Patient Perspectives After Trapeziectomy Versus Carpometacarpal Prosthesis: A Qualitative Thematic Analysis of Ten Bilateral Cases.
Léna G Dietrich, Valeria Rinaldi, Esther Vögelin
Abstract
Open AccessBackground: Carpometacarpal (CMC-I) arthritis is a frequent and disabling condition. Standard surgical options include trapeziectomy and prosthetic arthroplasty. While quantitative outcomes have been widely studied, little is known about patient perspectives regarding function, aesthetics, and rehabilitation. Methods: We conducted semi-structured interviews with ten patients who had undergone trapeziectomy on one side and prosthesis implantation on the contralateral side. Interviews were performed ≥6 months postoperatively, audio-recorded, transcribed verbatim, and analyzed thematically following Braun and Clarke's framework. Researcher triangulation and member checking were applied to enhance trustworthiness. Results: Four overarching themes were identified. (1) Strength: Most patients reported greater strength and endurance on the prosthetic side, though both hands were generally adequate for daily activities. (2) Rehabilitation: Recovery after prosthesis implantation was described as markedly faster and less burdensome, with reduced need for therapy compared to trapeziectomy. (3) Aesthetics: Trapeziectomy was often associated with dissatisfaction due to thumb shortening and collapse, while prostheses were perceived as restoring a more natural appearance. (4) Surgical preference: When asked which procedure they would hypothetically choose again, all participants favored prosthesis implantation, citing superior function, faster recovery, and more favorable aesthetics.

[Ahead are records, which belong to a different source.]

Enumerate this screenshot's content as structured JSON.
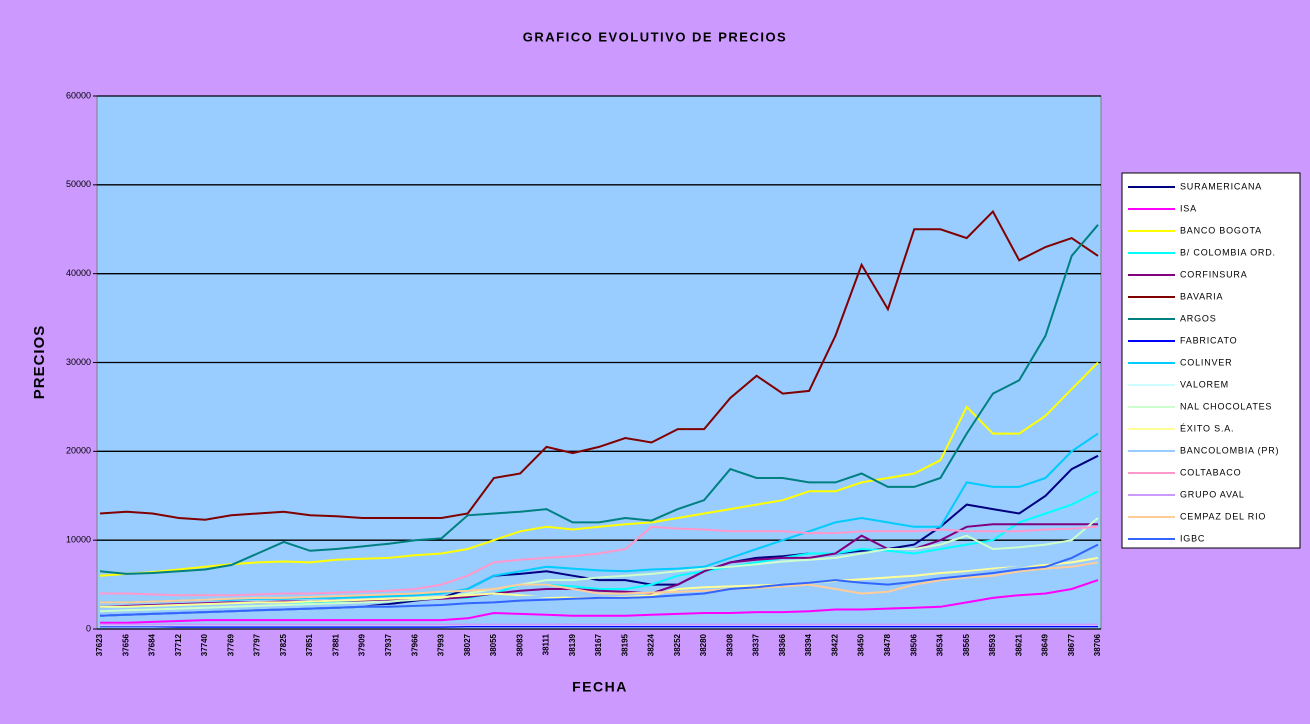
{
  "chart_data": {
    "type": "line",
    "title": "GRAFICO EVOLUTIVO DE PRECIOS",
    "x_label": "FECHA",
    "y_label": "PRECIOS",
    "categories": [
      "37623",
      "37656",
      "37684",
      "37712",
      "37740",
      "37769",
      "37797",
      "37825",
      "37851",
      "37881",
      "37909",
      "37937",
      "37966",
      "37993",
      "38027",
      "38055",
      "38083",
      "38111",
      "38139",
      "38167",
      "38195",
      "38224",
      "38252",
      "38280",
      "38308",
      "38337",
      "38366",
      "38394",
      "38422",
      "38450",
      "38478",
      "38506",
      "38534",
      "38565",
      "38593",
      "38621",
      "38649",
      "38677",
      "38706"
    ],
    "ylim": [
      0,
      60000
    ],
    "yticks": [
      0,
      10000,
      20000,
      30000,
      40000,
      50000,
      60000
    ],
    "grid": true,
    "legend": "right",
    "series": [
      {
        "name": "SURAMERICANA",
        "color": "#000080",
        "values": [
          1500,
          1600,
          1700,
          1800,
          1900,
          2000,
          2100,
          2200,
          2300,
          2400,
          2500,
          2800,
          3200,
          3500,
          4500,
          6000,
          6200,
          6500,
          6000,
          5500,
          5500,
          5000,
          5000,
          6500,
          7500,
          8000,
          8200,
          8500,
          8500,
          8800,
          9000,
          9500,
          11500,
          14000,
          13500,
          13000,
          15000,
          18000,
          19500
        ]
      },
      {
        "name": "ISA",
        "color": "#ff00ff",
        "values": [
          700,
          700,
          800,
          900,
          1000,
          1000,
          1000,
          1000,
          1000,
          1000,
          1000,
          1000,
          1000,
          1000,
          1200,
          1800,
          1700,
          1600,
          1500,
          1500,
          1500,
          1600,
          1700,
          1800,
          1800,
          1900,
          1900,
          2000,
          2200,
          2200,
          2300,
          2400,
          2500,
          3000,
          3500,
          3800,
          4000,
          4500,
          5500
        ]
      },
      {
        "name": "BANCO BOGOTA",
        "color": "#ffff00",
        "values": [
          6000,
          6200,
          6400,
          6700,
          7000,
          7300,
          7500,
          7600,
          7500,
          7800,
          7900,
          8000,
          8300,
          8500,
          9000,
          10000,
          11000,
          11500,
          11200,
          11500,
          11800,
          12000,
          12500,
          13000,
          13500,
          14000,
          14500,
          15500,
          15500,
          16500,
          17000,
          17500,
          19000,
          25000,
          22000,
          22000,
          24000,
          27000,
          30000
        ]
      },
      {
        "name": "B/ COLOMBIA ORD.",
        "color": "#00ffff",
        "values": [
          2500,
          2500,
          2600,
          2700,
          2800,
          2900,
          3000,
          3000,
          3000,
          3100,
          3200,
          3300,
          3400,
          3500,
          3500,
          4000,
          5000,
          5000,
          4800,
          4500,
          4500,
          5000,
          6000,
          6500,
          7000,
          7500,
          8000,
          8500,
          8500,
          9000,
          8800,
          8500,
          9000,
          9500,
          10000,
          12000,
          13000,
          14000,
          15500
        ]
      },
      {
        "name": "CORFINSURA",
        "color": "#800080",
        "values": [
          2500,
          2600,
          2700,
          2800,
          2900,
          3000,
          3000,
          3100,
          3100,
          3200,
          3200,
          3300,
          3300,
          3400,
          3600,
          4000,
          4300,
          4500,
          4500,
          4300,
          4200,
          4000,
          5000,
          6500,
          7500,
          7800,
          8000,
          8000,
          8500,
          10500,
          9000,
          9000,
          10000,
          11500,
          11800,
          11800,
          11800,
          11800,
          11800
        ]
      },
      {
        "name": "BAVARIA",
        "color": "#800000",
        "values": [
          13000,
          13200,
          13000,
          12500,
          12300,
          12800,
          13000,
          13200,
          12800,
          12700,
          12500,
          12500,
          12500,
          12500,
          13000,
          17000,
          17500,
          20500,
          19800,
          20500,
          21500,
          21000,
          22500,
          22500,
          26000,
          28500,
          26500,
          26800,
          33000,
          41000,
          36000,
          45000,
          45000,
          44000,
          47000,
          41500,
          43000,
          44000,
          42000
        ]
      },
      {
        "name": "ARGOS",
        "color": "#008080",
        "values": [
          6500,
          6200,
          6300,
          6500,
          6700,
          7200,
          8500,
          9800,
          8800,
          9000,
          9300,
          9600,
          10000,
          10200,
          12800,
          13000,
          13200,
          13500,
          12000,
          12000,
          12500,
          12200,
          13500,
          14500,
          18000,
          17000,
          17000,
          16500,
          16500,
          17500,
          16000,
          16000,
          17000,
          22000,
          26500,
          28000,
          33000,
          42000,
          45500
        ]
      },
      {
        "name": "FABRICATO",
        "color": "#0000ff",
        "values": [
          300,
          300,
          300,
          250,
          250,
          250,
          250,
          250,
          250,
          250,
          250,
          250,
          250,
          250,
          300,
          300,
          300,
          300,
          300,
          300,
          300,
          300,
          300,
          300,
          300,
          300,
          300,
          300,
          300,
          300,
          300,
          300,
          300,
          300,
          300,
          300,
          300,
          300,
          300
        ]
      },
      {
        "name": "COLINVER",
        "color": "#00ccff",
        "values": [
          3000,
          3000,
          3100,
          3200,
          3300,
          3300,
          3400,
          3400,
          3500,
          3500,
          3600,
          3700,
          3800,
          4000,
          4500,
          6000,
          6500,
          7000,
          6800,
          6600,
          6500,
          6700,
          6800,
          7000,
          8000,
          9000,
          10000,
          11000,
          12000,
          12500,
          12000,
          11500,
          11500,
          16500,
          16000,
          16000,
          17000,
          20000,
          22000
        ]
      },
      {
        "name": "VALOREM",
        "color": "#ccffff",
        "values": [
          400,
          400,
          400,
          400,
          400,
          400,
          400,
          400,
          400,
          400,
          400,
          400,
          400,
          400,
          450,
          450,
          450,
          450,
          450,
          450,
          450,
          450,
          450,
          450,
          450,
          450,
          450,
          450,
          450,
          450,
          450,
          450,
          450,
          450,
          450,
          450,
          450,
          450,
          450
        ]
      },
      {
        "name": "NAL CHOCOLATES",
        "color": "#ccffcc",
        "values": [
          2000,
          2100,
          2200,
          2300,
          2400,
          2500,
          2600,
          2700,
          2800,
          2900,
          3000,
          3100,
          3300,
          3500,
          4000,
          4500,
          5000,
          5500,
          5500,
          5800,
          6000,
          6200,
          6500,
          6800,
          7000,
          7300,
          7600,
          7800,
          8000,
          8500,
          9000,
          9000,
          9500,
          10500,
          9000,
          9200,
          9500,
          10000,
          12500
        ]
      },
      {
        "name": "ÉXITO S.A.",
        "color": "#ffff99",
        "values": [
          2500,
          2500,
          2600,
          2700,
          2800,
          2900,
          3000,
          3000,
          3100,
          3200,
          3300,
          3400,
          3500,
          3600,
          3800,
          4000,
          3800,
          3600,
          3500,
          3500,
          3600,
          3800,
          4500,
          4700,
          4800,
          4900,
          5000,
          5200,
          5400,
          5600,
          5800,
          6000,
          6300,
          6500,
          6800,
          7000,
          7200,
          7500,
          8000
        ]
      },
      {
        "name": "BANCOLOMBIA (PR)",
        "color": "#99ccff",
        "values": [
          1500,
          1600,
          1700,
          1800,
          1900,
          2000,
          2100,
          2200,
          2300,
          2400,
          2500,
          2600,
          2700,
          2900,
          3200,
          3500,
          3600,
          3700,
          3800,
          3900,
          4000,
          4100,
          4200,
          4300,
          4500,
          4600,
          4700,
          4800,
          5000,
          5200,
          5400,
          5700,
          6000,
          6300,
          6600,
          7000,
          7500,
          8200,
          9000
        ]
      },
      {
        "name": "COLTABACO",
        "color": "#ff99cc",
        "values": [
          4000,
          4000,
          3900,
          3800,
          3800,
          3800,
          3900,
          4000,
          4000,
          4100,
          4200,
          4300,
          4500,
          5000,
          6000,
          7500,
          7800,
          8000,
          8200,
          8500,
          9000,
          11500,
          11300,
          11200,
          11000,
          11000,
          11000,
          10800,
          10800,
          11000,
          11000,
          11000,
          11200,
          11000,
          11000,
          11000,
          11200,
          11300,
          11500
        ]
      },
      {
        "name": "GRUPO AVAL",
        "color": "#cc99ff",
        "values": [
          500,
          500,
          500,
          500,
          500,
          500,
          500,
          500,
          500,
          500,
          500,
          500,
          500,
          500,
          500,
          500,
          500,
          500,
          500,
          500,
          500,
          500,
          500,
          500,
          500,
          500,
          500,
          500,
          500,
          500,
          500,
          500,
          500,
          500,
          500,
          500,
          500,
          500,
          500
        ]
      },
      {
        "name": "CEMPAZ DEL RIO",
        "color": "#ffcc99",
        "values": [
          3000,
          3000,
          3100,
          3200,
          3300,
          3400,
          3500,
          3500,
          3600,
          3700,
          3800,
          3900,
          4000,
          4200,
          4300,
          4500,
          5000,
          5000,
          4500,
          4000,
          4000,
          4100,
          4200,
          4300,
          4500,
          4600,
          4800,
          5000,
          4500,
          4000,
          4200,
          5000,
          5500,
          5800,
          6000,
          6500,
          6800,
          7000,
          7500
        ]
      },
      {
        "name": "IGBC",
        "color": "#3366ff",
        "values": [
          1500,
          1600,
          1700,
          1800,
          1900,
          2000,
          2100,
          2200,
          2300,
          2400,
          2500,
          2500,
          2600,
          2700,
          2900,
          3000,
          3200,
          3300,
          3400,
          3500,
          3500,
          3600,
          3800,
          4000,
          4500,
          4700,
          5000,
          5200,
          5500,
          5200,
          5000,
          5300,
          5700,
          6000,
          6300,
          6700,
          7000,
          8000,
          9500
        ]
      }
    ]
  }
}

Conclusions: Patients who experienced both procedures consistently preferred prosthesis implantation. Their narratives highlight dimensions beyond standard clinical scores, including rehabilitation burden, appearance, and psychosocial impact. Incorporating patient-reported outcomes into surgical counseling is essential to align treatment of CMC-I arthritis with patient priorities and to support shared decision-making.